OpenAI a présenté un modèle ultrarapide de codage pour contourner les puces Nvidia
OpenAI a annoncé GPT-5.3-Codex-Spark, un modèle de langage spécialisé dans l'écriture de code qui affiche un gain de performance multiplié par 15. La…
Traité par IA depuis Ars Technica ; édité par Hamidun News
OpenAI a présenté GPT-5.3-Codex-Spark — un modèle spécialisé pour la génération de code qui fonctionne 15 fois plus rapidement que la version précédente. Mais la vraie nouvelle ne porte pas tant sur la vitesse que sur la façon dont OpenAI l'a réalisée : l'entreprise a optimisé l'architecture pour des puces non standard de la taille d'une assiette, contournant effectivement la dépendance critique vis-à-vis des rares processeurs graphiques Nvidia. Cette démarche démontre le désir d'OpenAI de contrôler toute la pile — du logiciel au matériel physique — et met simultanément en évidence la concurrence croissante sur le marché des processeurs d'IA spécialisés.
Au cours des deux dernières années, Nvidia est devenue un goulot d'étranglement pour toutes les grandes entreprises d'IA. Les GPU H100 et A100, devenus la norme pour l'entraînement des grands modèles de langage, sont en énorme demande, mais l'offre est insuffisante. Les prix sont élevés, les livraisons sont retardées, et les restrictions géopolitiques compliquent encore les choses.
OpenAI, Meta, Google — tous cherchent des moyens de réduire la dépendance vis-à-vis de Nvidia ou d'optimiser l'utilisation des ressources disponibles. L'entreprise x.AI d'Elon Musk a récemment annoncé sa propre puce, Apple fait la même chose avec son Neural Engine, et Amazon investit dans les processeurs Trainium et Inferentia.
Le marché se fragmente, et OpenAI a décidé de ne pas rester en arrière.
GPT-5.3-Codex-Spark est un développement ciblé. Si les modèles universels comme GPT-4o doivent gérer plusieurs tâches, alors Codex est concentré sur une seule : écrire du code aussi rapidement et précisément que possible.
Cela a permis aux ingénieurs d'OpenAI d'effectuer une optimisation importante.
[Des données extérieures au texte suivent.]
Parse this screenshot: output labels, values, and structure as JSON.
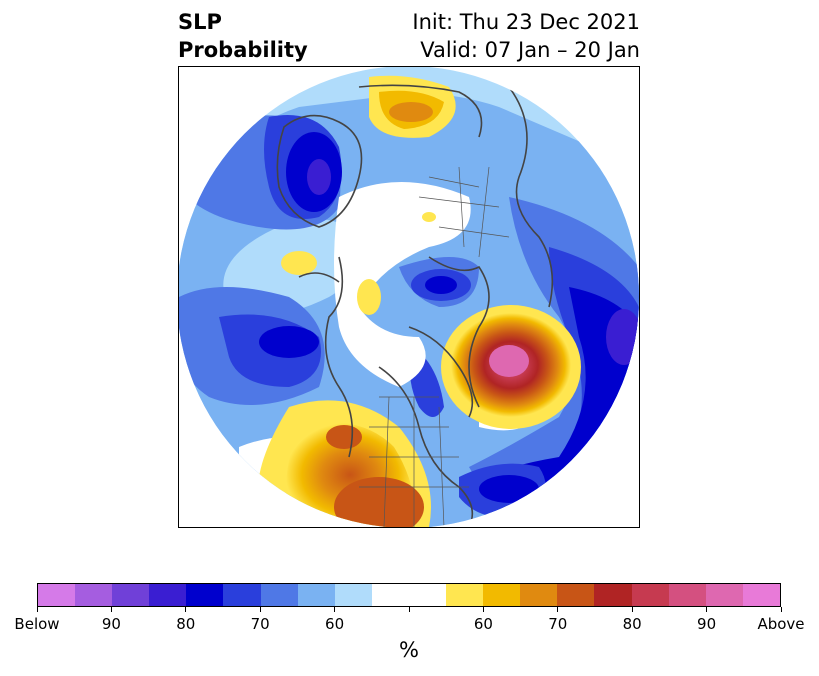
{
  "title": {
    "left_line1": "SLP",
    "left_line2": "Probability",
    "right_line1": "Init: Thu 23 Dec 2021",
    "right_line2": "Valid: 07 Jan – 20 Jan"
  },
  "colorbar": {
    "colors": [
      "#d57ae8",
      "#a55de0",
      "#7040d8",
      "#3a1ed2",
      "#0000cd",
      "#2a3fdc",
      "#4f78e6",
      "#7ab2f2",
      "#b0dcfb",
      "#ffffff",
      "#ffffff",
      "#ffe650",
      "#f2ba00",
      "#e08a10",
      "#c85516",
      "#b02424",
      "#c63a50",
      "#d45080",
      "#de68b0",
      "#e87ad8"
    ],
    "tick_labels": [
      "Below",
      "90",
      "80",
      "70",
      "60",
      "",
      "60",
      "70",
      "80",
      "90",
      "Above"
    ],
    "unit_label": "%"
  }
}
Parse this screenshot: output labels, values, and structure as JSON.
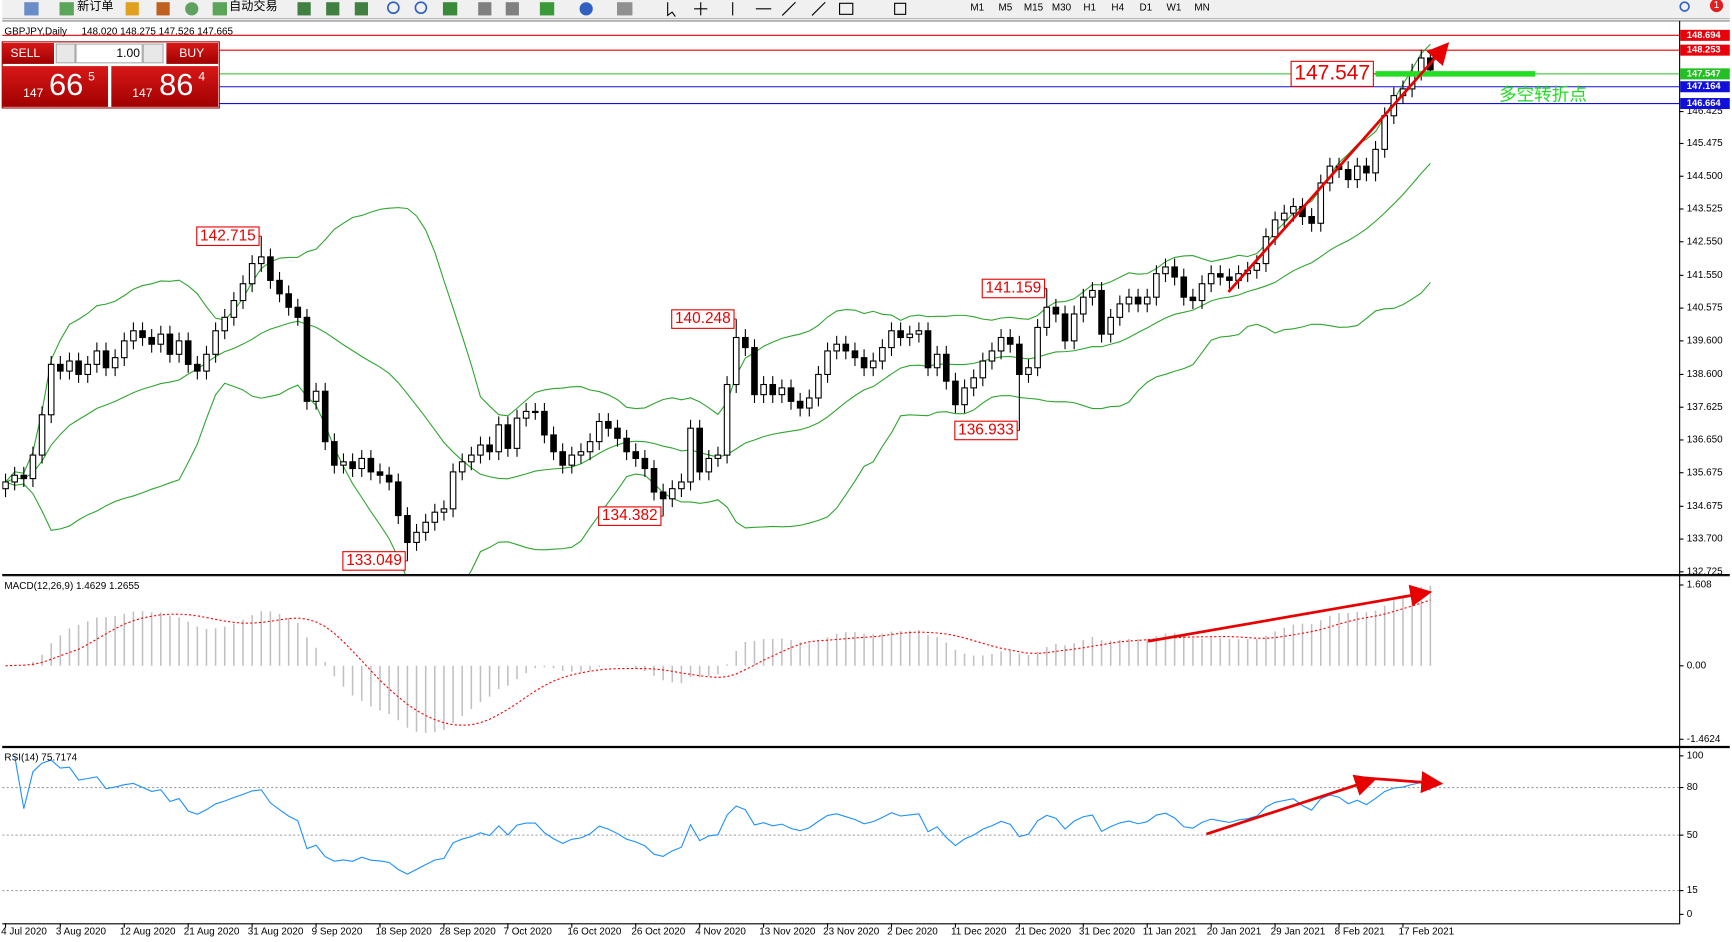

L'architecture a été retravaillée pour les spécificités du codage, les couches de calcul inutiles ont été supprimées, les opérations tensorielles ont été restructurées. Le résultat est la même sortie de qualité avec des coûts de calcul minimaux.
Mais le changement principal concerne la couche matérielle. OpenAI a développé ou repensé des puces non standard qui fonctionnent nativement avec cette architecture. Ces processeurs sont plus compacts que les GPU standard, s'intègrent plus facilement, consomment moins d'énergie et de refroidissement — tout ce qui rend les centres de données moins chers et plus résilients aux défaillances.
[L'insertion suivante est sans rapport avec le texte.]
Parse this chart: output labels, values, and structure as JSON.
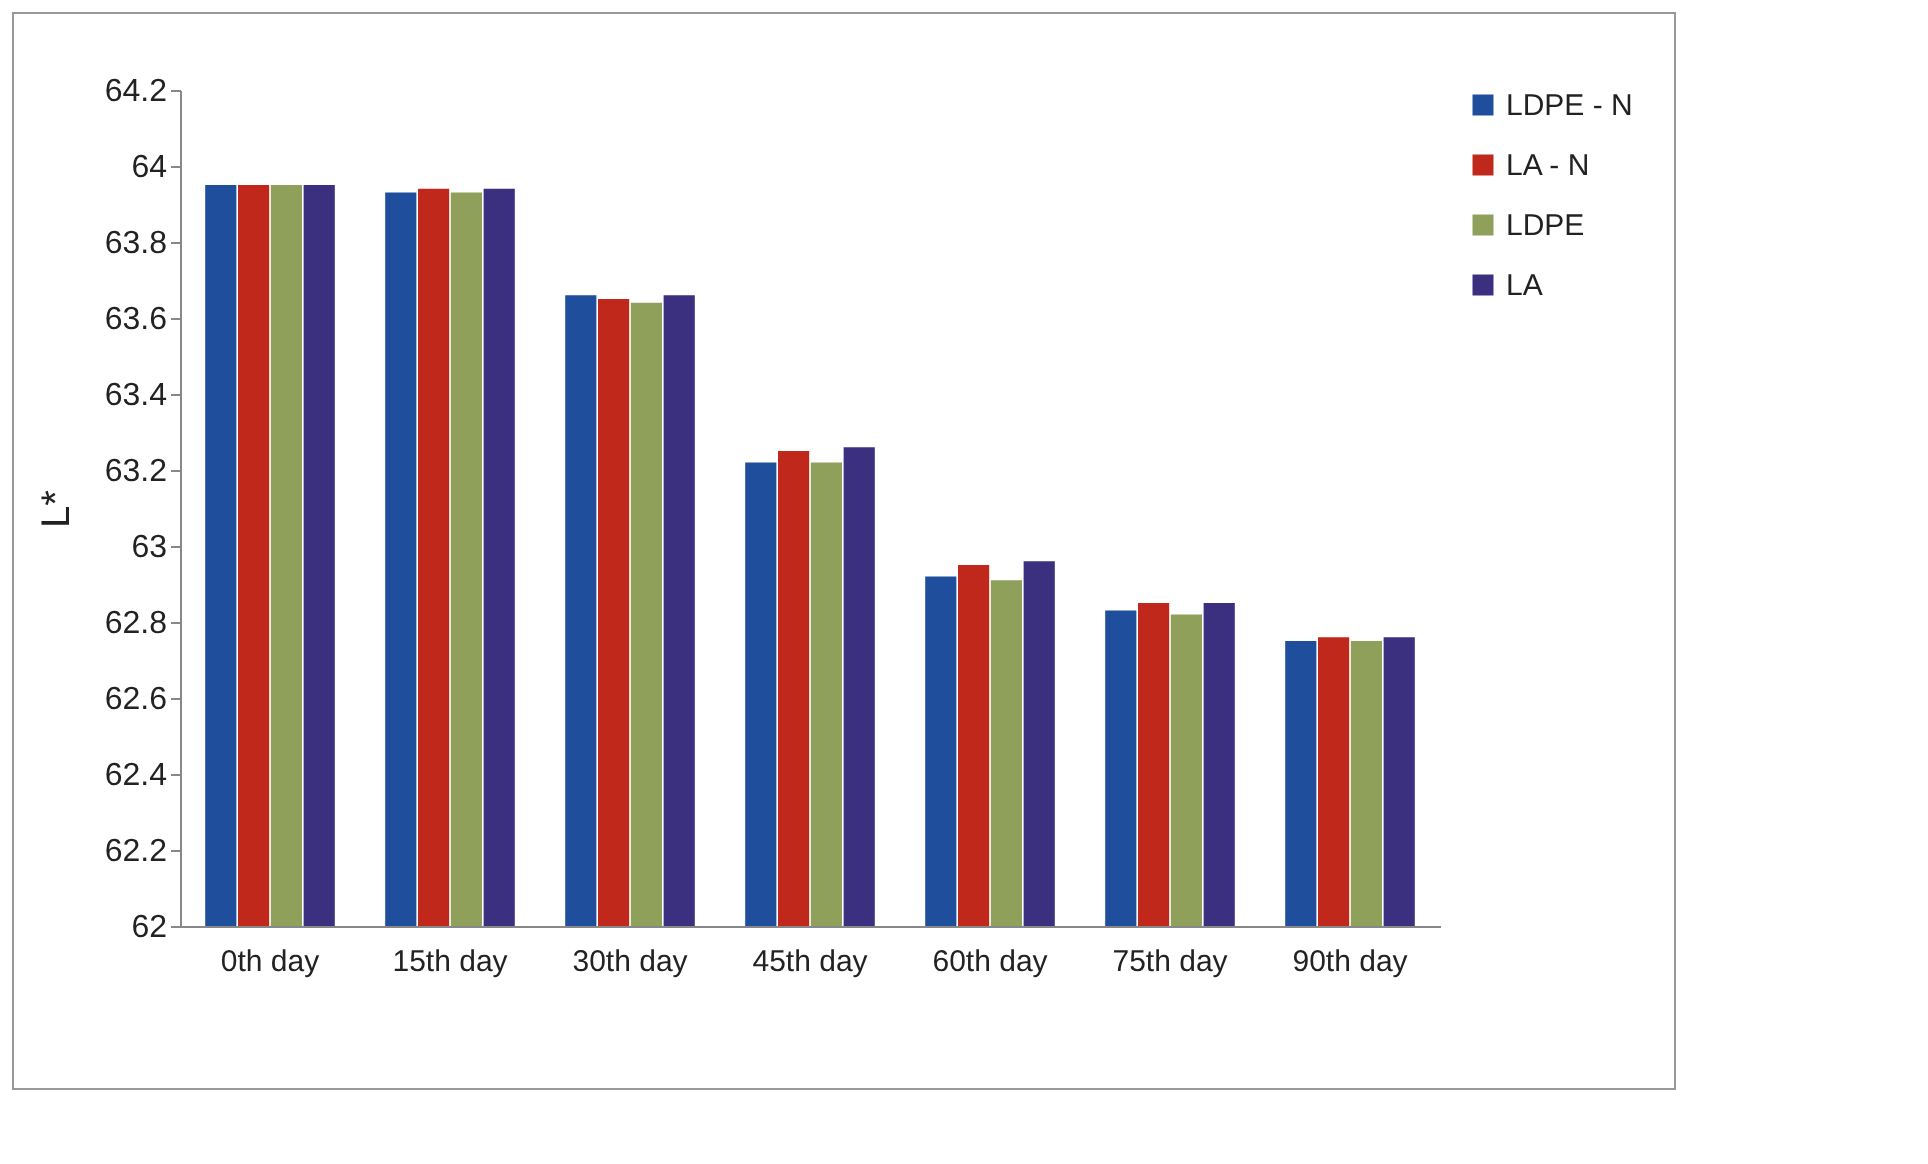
{
  "chart_data": {
    "type": "bar",
    "ylabel": "L*",
    "categories": [
      "0th day",
      "15th day",
      "30th day",
      "45th day",
      "60th day",
      "75th day",
      "90th day"
    ],
    "series": [
      {
        "name": "LDPE - N",
        "color": "#1f4e9c",
        "values": [
          63.95,
          63.93,
          63.66,
          63.22,
          62.92,
          62.83,
          62.75
        ]
      },
      {
        "name": "LA - N",
        "color": "#c0281c",
        "values": [
          63.95,
          63.94,
          63.65,
          63.25,
          62.95,
          62.85,
          62.76
        ]
      },
      {
        "name": "LDPE",
        "color": "#8ea05a",
        "values": [
          63.95,
          63.93,
          63.64,
          63.22,
          62.91,
          62.82,
          62.75
        ]
      },
      {
        "name": "LA",
        "color": "#3b2f80",
        "values": [
          63.95,
          63.94,
          63.66,
          63.26,
          62.96,
          62.85,
          62.76
        ]
      }
    ],
    "ylim": [
      62,
      64.2
    ],
    "yticks": [
      62,
      62.2,
      62.4,
      62.6,
      62.8,
      63,
      63.2,
      63.4,
      63.6,
      63.8,
      64,
      64.2
    ],
    "grid": false,
    "legend": "right"
  }
}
L'augmentation de performance de 15 fois est impressionnante, mais le chiffre nécessite du contexte. Il ne signifie probablement pas que le modèle effectue les calculs directs 15 fois plus rapidement. Il s'agit du temps end-to-end de génération de code — de la demande de l'utilisateur au résultat final. Ici, les améliorations s'accumulent : architecture optimisée, puces spécialisées, pipeline de traitement retravaillé. C'est une approche typique pour l'industrie de l'IA : l'algorithme le plus efficace sur le matériel le plus efficace donne le résultat maximal.
Pour l'industrie, cela signifie plusieurs choses à la fois. Premièrement, la pression sur Nvidia s'intensifie. Si d'autres entreprises commencent à utiliser avec succès leurs propres puces, la demande de GPU pourrait diminuer. Deuxièmement, cela renforce la tendance vers l'intégration verticale dans les laboratoires d'IA. Apple, Google, Meta et maintenant OpenAI — tous développent leurs propres puces. Troisièmement, pour les développeurs, c'est une bonne nouvelle : un générateur de code plus rapide et moins cher pourrait réduire le coût d'utilisation des API et rendre les assistants d'IA plus accessibles.
Mais OpenAI ne se libérera pas complètement de Nvidia. Les modèles universels nécessitent toujours des GPU puissants lors de l'entraînement. Les propres puces d'OpenAI semblent être optimisées spécifiquement pour l'inférence — l'exécution de modèles déjà entraînés. Cela a du sens : l'entraînement se produit rarement, mais les demandes des utilisateurs arrivent constamment. OpenAI a trouvé un moyen de contrôler la couche où elle peut tirer profit de l'échelle. Et c'est le bon mouvement stratégique.
Vous voulez cesser de lire sur l'IA et commencer à l'utiliser?
AI News est un fil d'actualité IA. Hamidun Academy vous apprend à utiliser l'IA dans votre travail.